Traducir: en el centro del acontecimiento; escribir: al margen, en el continuo intento de acercarse a un centro, que permanece incierto, .que debe permanecerlo? Y luego, y sin embargo: en el transcurso del tiempo de traducción, con la idea, segura de sí misma, de que al apuntar, al ensamblar las palabras y las oraciones, uno está moviéndose siempre sólo hacia adelante, y al mismo tiempo, una necesidad de arrojar el manto protector, que entremedio también fue una cota de malla de esclavo; cuánta fuerza absorbía la traducción que, al contrario que el constante agotamiento de la escritura inmediata, no cae sobre uno como el vaho de lo nuevo; necesidad de abandonar el lugar seguro y exponerse al juego del cielo y el infierno de la escritura originaria, con el luciferiano “Este ahora soy yo”. ¿Necesidad, nostalgia? ¿Ímpetu? ¿Pulsión? Después de aquella triunfal seguridad de sí en el fracaso, en vez de ser siempre el que entiende, mantenerse como el que entra de forma ideal en el juego del otro; rescindir la segura amistad por la necesidad de la locura del amor: ¡fuera!, a salir de la acogedora traducción hacia el desierto del escribir, del tantear, del seguir la pista, donde uno esta “en su elemento”, un elemento que al que traduce le falta, ¿le ha faltado? Fuera la segura mirada gacha sobre lo existente, el libro, vuelta a la mirada a la altura de los ojos, donde quizá no haya nada, pero quizá de vez en cuando haya un algo.
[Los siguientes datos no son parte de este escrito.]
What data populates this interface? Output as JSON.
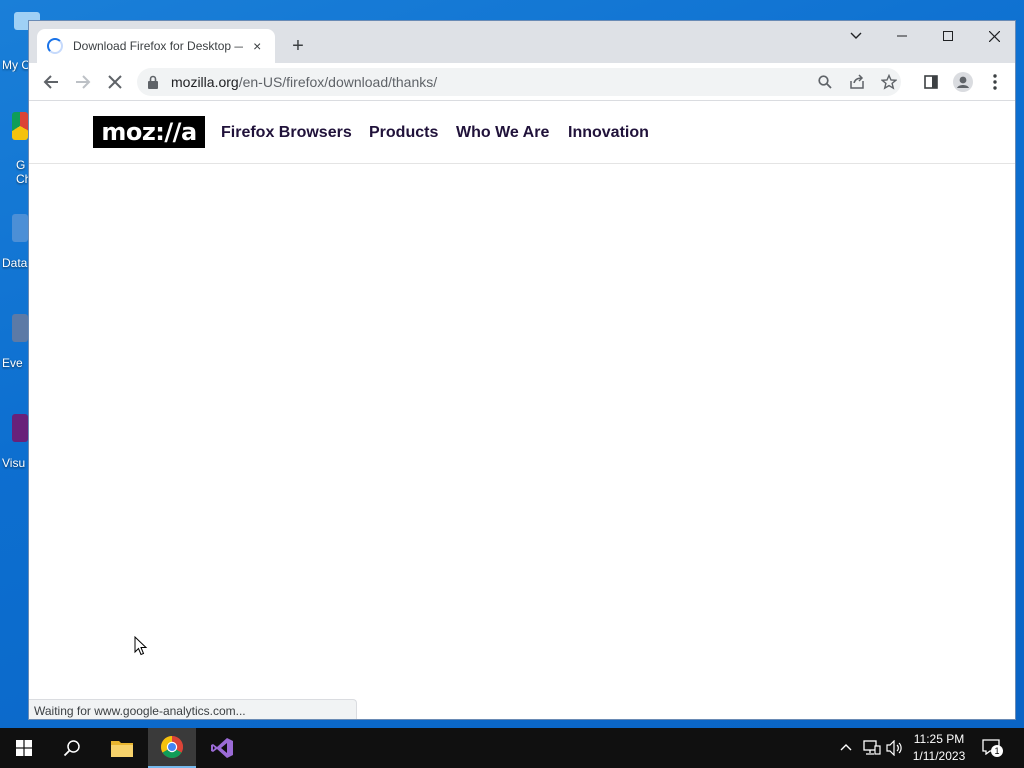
{
  "desktop": {
    "icons": [
      {
        "label": "My C",
        "icon": "computer-icon"
      },
      {
        "label": "G Ch",
        "icon": "chrome-shortcut-icon"
      },
      {
        "label": "Data",
        "icon": "database-shortcut-icon"
      },
      {
        "label": "Eve",
        "icon": "event-viewer-shortcut-icon"
      },
      {
        "label": "Visu",
        "icon": "visual-studio-shortcut-icon"
      }
    ]
  },
  "browser": {
    "tab": {
      "title": "Download Firefox for Desktop —",
      "close": "×"
    },
    "new_tab": "+",
    "address_bar": {
      "domain": "mozilla.org",
      "path": "/en-US/firefox/download/thanks/"
    },
    "status_text": "Waiting for www.google-analytics.com..."
  },
  "page": {
    "logo_text": "moz://a",
    "nav": [
      "Firefox Browsers",
      "Products",
      "Who We Are",
      "Innovation"
    ]
  },
  "taskbar": {
    "time": "11:25 PM",
    "date": "1/11/2023",
    "notification_count": "1"
  },
  "colors": {
    "desktop": "#0d6fd0",
    "accent": "#1a73e8",
    "nav_text": "#20123a"
  }
}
En medio de la escritura estamos en medio de la muerte, pero también en medio de la vida, como tal vez en ninguna otra cosa. ¿O sea que abajo con la traducción? Tal vez así: al principio y al final, la inestable, vacilante mano izquierda de la escritura, entremedio, la estable, tranquila mano derecha de la traducción, y luego, encima, al lado, la mano libre del ocio.
(1990)
Disfruté muchos estos textos. Muchas gracias por compartirlos. Quisiera saber cómo se llama esta obra de Peter Handke en su versión original y si existe alguna traducción al francés.